Lewarne pointed out massage therapists, especially those fresh out of school, are often lacking the business knowledge essential to ensure their success in practice.

“They are typically left to fend for themselves when it comes to the development of their practice,” he said, pointing out that running a massage therapy business requires more than just practice skills.

Marybeth Roblin, health and wellness consultant, also spoke to attendees about achieving personal health for the busy practitioner.

She said health practices have to be “easy and simple” so they can be integrated into a practitioner’s daily life.

Don Dillon, a RMT, author and speaker, provided Business Forum attendees some food for thought about the realities of practice.

Dillon said new graduates typically have a notion that being self-employed is the direction they should take when starting practice.

“Employment is often criticized and overlooked, but don’t dismiss it yet,” said Dillon.

He said, to succeed in business RMTs need capital, contacts, competence and commitment (4Cs). Very rarely would a massage therapist fresh out of school have all these criteria to launch his or her own practice fresh out of school.

However, one can work toward acquiring these elements over time, he pointed out.

Dillon urged attendees to keep an open mind when it comes to business and employment options that are currently available.
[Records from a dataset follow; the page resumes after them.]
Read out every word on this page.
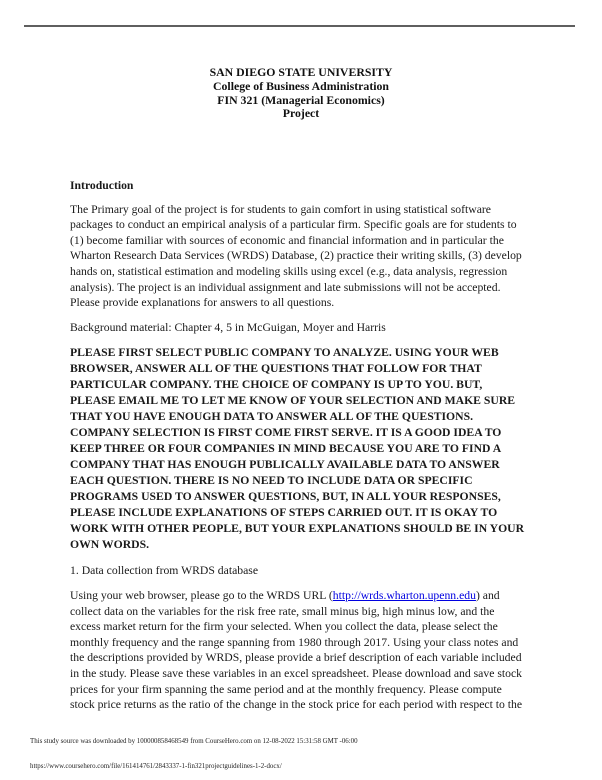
SAN DIEGO STATE UNIVERSITY
College of Business Administration
FIN 321 (Managerial Economics)
Project
Introduction

The Primary goal of the project is for students to gain comfort in using statistical software
packages to conduct an empirical analysis of a particular firm. Specific goals are for students to
(1) become familiar with sources of economic and financial information and in particular the
Wharton Research Data Services (WRDS) Database, (2) practice their writing skills, (3) develop
hands on, statistical estimation and modeling skills using excel (e.g., data analysis, regression
analysis). The project is an individual assignment and late submissions will not be accepted.
Please provide explanations for answers to all questions.

Background material: Chapter 4, 5 in McGuigan, Moyer and Harris

PLEASE FIRST SELECT PUBLIC COMPANY TO ANALYZE. USING YOUR WEB
BROWSER, ANSWER ALL OF THE QUESTIONS THAT FOLLOW FOR THAT
PARTICULAR COMPANY. THE CHOICE OF COMPANY IS UP TO YOU. BUT,
PLEASE EMAIL ME TO LET ME KNOW OF YOUR SELECTION AND MAKE SURE
THAT YOU HAVE ENOUGH DATA TO ANSWER ALL OF THE QUESTIONS.
COMPANY SELECTION IS FIRST COME FIRST SERVE. IT IS A GOOD IDEA TO
KEEP THREE OR FOUR COMPANIES IN MIND BECAUSE YOU ARE TO FIND A
COMPANY THAT HAS ENOUGH PUBLICALLY AVAILABLE DATA TO ANSWER
EACH QUESTION. THERE IS NO NEED TO INCLUDE DATA OR SPECIFIC
PROGRAMS USED TO ANSWER QUESTIONS, BUT, IN ALL YOUR RESPONSES,
PLEASE INCLUDE EXPLANATIONS OF STEPS CARRIED OUT. IT IS OKAY TO
WORK WITH OTHER PEOPLE, BUT YOUR EXPLANATIONS SHOULD BE IN YOUR
OWN WORDS.

1. Data collection from WRDS database

Using your web browser, please go to the WRDS URL (http://wrds.wharton.upenn.edu) and
collect data on the variables for the risk free rate, small minus big, high minus low, and the
excess market return for the firm your selected. When you collect the data, please select the
monthly frequency and the range spanning from 1980 through 2017. Using your class notes and
the descriptions provided by WRDS, please provide a brief description of each variable included
in the study. Please save these variables in an excel spreadsheet. Please download and save stock
prices for your firm spanning the same period and at the monthly frequency. Please compute
stock price returns as the ratio of the change in the stock price for each period with respect to the

This study source was downloaded by 100000858468549 from CourseHero.com on 12-08-2022 15:31:58 GMT -06:00
https://www.coursehero.com/file/161414761/2843337-1-fin321projectguidelines-1-2-docx/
Research enthusiast and RMT Jennifer Bloch shared some insights to Business Forum participants about research literacy and using it to enhance professional credibility.

“No matter how much you know, explaining it to the people is a very different thing,” she said, and research literacy provides that ability for informing a patient or another health professional about a particular treatment.

Business Forum attendees were also given a crash course on record keeping compliance by Andrea Collins, an educator, author and RMT.

Collins covered three important aspects of record keeping – general practice records, regulatory records and financial records – and urged attendees to always adhere to best practices.

“If we just do the minimum compliance, are we going to gain credibility? No,” she said.